Tara Kiran is a family physician at the St. Michael’s Hospital Academic Family Health Team and the Fidani Chair of Improvement and Innovation at the University of Toronto.
Irfan Dhalla is a general internist and Vice-President of  Physician Quality, and Director of the Care Experience Institute at Unity Health Toronto.

Picture of Tara Kiran


The two of us – married with 3 children, one a family physician and the other a general internist – left for a family vacation to Panama on March 7th. It is not an exaggeration to say that health care in Canada changed more during the 2 weeks we were away than it did during the 2 decades since we were medical students.

Picture of Irfan Dhalla

The COVID-19 pandemic will go on for many months, and we hope to share our thoughts here each week. In this initial blog, we will share our thoughts about travel, based largely on our recent experience in Panama, Miami and Toronto.

In Panama, the government decided to shut down all international travel just 10 days after its first COVID-19 case. When we heard the news, we hustled to get an earlier flight home. On our drive back into Panama City, health care workers checked our temperatures through the windows of our rental car at a highway checkpoint. (Our temperatures had also been checked several days earlier at the airport, before boarding a domestic flight.) Our best guess is that if any of us had been febrile, we would have not been allowed back into Panama’s capital. Only afebrile passengers with a confirmed flight were allowed into the international airport, and every restaurant in the airport but one was closed.

The contrast with Miami, where we had a stop-over, was stark. The airport in Miami was crowded, virtually every restaurant was open, hand hygiene was abysmal, and signage was minimal and woefully out of date. A sticker on the cubicle of the customs and border patrol officer informed us to watch out for symptoms if we had recently been to China. This was several days after the World Health Organization had declared a pandemic, and long after it had become clear that COVID-19 was hitting the US hard. If any of the five of us ends up developing COVID-19 over the next two weeks, by far the most likely source of transmission will have been Miami International Airport.

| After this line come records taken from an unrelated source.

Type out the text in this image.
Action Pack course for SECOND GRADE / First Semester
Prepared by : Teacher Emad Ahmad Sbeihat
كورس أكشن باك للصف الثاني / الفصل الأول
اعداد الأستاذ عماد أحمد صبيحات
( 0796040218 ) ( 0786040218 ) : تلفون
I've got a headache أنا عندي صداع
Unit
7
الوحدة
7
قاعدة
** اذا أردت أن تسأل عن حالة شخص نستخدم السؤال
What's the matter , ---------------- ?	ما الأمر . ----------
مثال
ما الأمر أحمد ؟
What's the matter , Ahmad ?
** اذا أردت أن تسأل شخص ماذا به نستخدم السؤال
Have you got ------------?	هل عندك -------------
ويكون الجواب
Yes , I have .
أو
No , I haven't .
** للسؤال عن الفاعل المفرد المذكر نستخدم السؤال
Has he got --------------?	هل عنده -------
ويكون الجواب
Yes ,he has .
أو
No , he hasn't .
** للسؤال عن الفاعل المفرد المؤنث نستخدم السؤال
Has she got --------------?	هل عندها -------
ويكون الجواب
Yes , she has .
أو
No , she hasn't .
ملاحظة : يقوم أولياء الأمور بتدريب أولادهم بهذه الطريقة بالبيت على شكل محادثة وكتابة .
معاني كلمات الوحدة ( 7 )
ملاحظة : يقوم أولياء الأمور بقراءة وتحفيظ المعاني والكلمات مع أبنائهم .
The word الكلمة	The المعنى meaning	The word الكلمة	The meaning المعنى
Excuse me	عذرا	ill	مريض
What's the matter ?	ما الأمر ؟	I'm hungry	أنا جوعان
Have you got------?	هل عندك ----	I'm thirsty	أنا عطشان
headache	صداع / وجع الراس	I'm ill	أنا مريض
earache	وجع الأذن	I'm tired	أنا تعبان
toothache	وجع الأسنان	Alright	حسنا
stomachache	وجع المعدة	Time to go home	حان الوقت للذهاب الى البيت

Toronto was between these two extremes. There was plenty of signage and hand sanitizer in the airport, and border security agents gave us a handout on COVID-19 a few minutes after we landed. But, there was no social distancing at passport control or the baggage claims area. When we cleared customs, we were asked but not required to self-isolate. The Tim Horton’s was open, and it was still possible to get a double double.

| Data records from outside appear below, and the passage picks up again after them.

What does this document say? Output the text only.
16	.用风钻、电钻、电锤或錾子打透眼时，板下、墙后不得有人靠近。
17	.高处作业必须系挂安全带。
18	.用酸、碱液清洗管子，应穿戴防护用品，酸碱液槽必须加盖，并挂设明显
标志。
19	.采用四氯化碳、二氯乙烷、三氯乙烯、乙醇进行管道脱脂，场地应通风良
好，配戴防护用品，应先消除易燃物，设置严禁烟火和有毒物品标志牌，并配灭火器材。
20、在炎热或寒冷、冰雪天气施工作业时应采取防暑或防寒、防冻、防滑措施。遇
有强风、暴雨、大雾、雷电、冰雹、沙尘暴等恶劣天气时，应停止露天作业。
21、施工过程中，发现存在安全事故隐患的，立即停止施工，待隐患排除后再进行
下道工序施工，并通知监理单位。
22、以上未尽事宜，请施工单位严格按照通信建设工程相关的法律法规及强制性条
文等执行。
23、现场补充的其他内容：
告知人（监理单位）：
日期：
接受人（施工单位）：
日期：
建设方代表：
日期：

In all three countries, our journey depended on airport staff, food handlers, taxi drivers and others. How much education did our Toronto taxi driver receive about protecting himself from COVID-19, and from whom? If he were to develop COVID-19, how many people will have been in contact with him during the time he is infectious? Has he been assured that if he can’t drive because he’s sick, he will receive some other source of income? Has he been asked or required to keep a log of passengers? We doubt it.

Limiting international and domestic travel, suddenly and totally, affects people in obviously important ways. Families cannot be reunited. Students cannot get back to school. People cannot get back to their jobs. We met several Europeans who will likely be stranded in Panama for at least a month, possibly longer. Other countries have taken similarly stringent approaches.

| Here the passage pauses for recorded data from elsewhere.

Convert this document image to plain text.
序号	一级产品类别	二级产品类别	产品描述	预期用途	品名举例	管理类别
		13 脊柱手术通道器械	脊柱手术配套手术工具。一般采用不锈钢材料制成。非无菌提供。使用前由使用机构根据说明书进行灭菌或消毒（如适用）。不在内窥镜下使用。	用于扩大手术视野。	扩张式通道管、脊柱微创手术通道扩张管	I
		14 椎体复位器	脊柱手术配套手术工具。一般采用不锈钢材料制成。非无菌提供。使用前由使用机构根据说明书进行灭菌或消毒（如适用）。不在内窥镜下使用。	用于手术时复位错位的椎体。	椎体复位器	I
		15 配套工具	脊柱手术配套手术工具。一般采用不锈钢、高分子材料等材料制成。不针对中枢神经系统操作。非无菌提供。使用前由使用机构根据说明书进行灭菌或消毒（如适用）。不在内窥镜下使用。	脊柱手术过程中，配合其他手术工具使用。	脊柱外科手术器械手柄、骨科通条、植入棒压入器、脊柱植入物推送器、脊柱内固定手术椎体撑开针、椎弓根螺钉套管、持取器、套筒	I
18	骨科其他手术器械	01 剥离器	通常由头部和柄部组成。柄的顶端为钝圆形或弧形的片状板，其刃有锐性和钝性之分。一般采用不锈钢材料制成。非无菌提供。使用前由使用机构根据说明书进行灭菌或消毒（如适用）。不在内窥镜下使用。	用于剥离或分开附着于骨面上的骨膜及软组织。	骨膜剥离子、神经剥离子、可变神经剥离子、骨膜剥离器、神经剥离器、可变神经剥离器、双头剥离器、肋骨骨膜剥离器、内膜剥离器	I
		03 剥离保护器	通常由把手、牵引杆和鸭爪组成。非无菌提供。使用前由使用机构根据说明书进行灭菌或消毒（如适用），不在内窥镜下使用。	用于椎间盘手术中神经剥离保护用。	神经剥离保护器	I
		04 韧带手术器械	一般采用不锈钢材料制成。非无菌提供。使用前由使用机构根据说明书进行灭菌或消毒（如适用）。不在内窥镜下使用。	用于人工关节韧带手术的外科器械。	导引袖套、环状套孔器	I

At the same time, there is no doubt that travel accelerates the rate at which new infectious diseases spread around the globe. Social distancing at airports, travel stations and bus depots is exceedingly difficult if not impossible. Travellers are not only vulnerable to the strength of containment efforts in the region they are visiting, they also put others at risk. It is easy to understand why many countries have taken a very strict approach.

But domestic and even international travel cannot be shut down forever.

Perhaps there is a middle ground that we can follow over the coming months, as we deal with both the “hammer” and the ensuing “dance.”

Until we have “flattened the curve” severe travel restrictions make sense. Even after the curve has started to flatten, all of us should probably limit discretionary travel, both across international borders and even within countries. That way, people living in cities and towns without ongoing community spread of COVID-19 can more easily be protected. Smaller numbers of travellers will also allow for easier implementation of strategies that improve safety for both travellers and those who work in the travel industry.

Transportation hubs – bus depots, train stations and airports – should employ more staff to minimize crowding and to screen travellers. More education and support should be provided to taxi drivers, baggage handlers and others. Essential workers need to know how to protect themselves from COVID-19, and they need to feel confident that they won’t go broke if they get sick. And maybe all inter-city travellers should be registered, to facilitate contact tracing when needed.

Travel practices need to change radically for us to minimize the number of people harmed by COVID-19.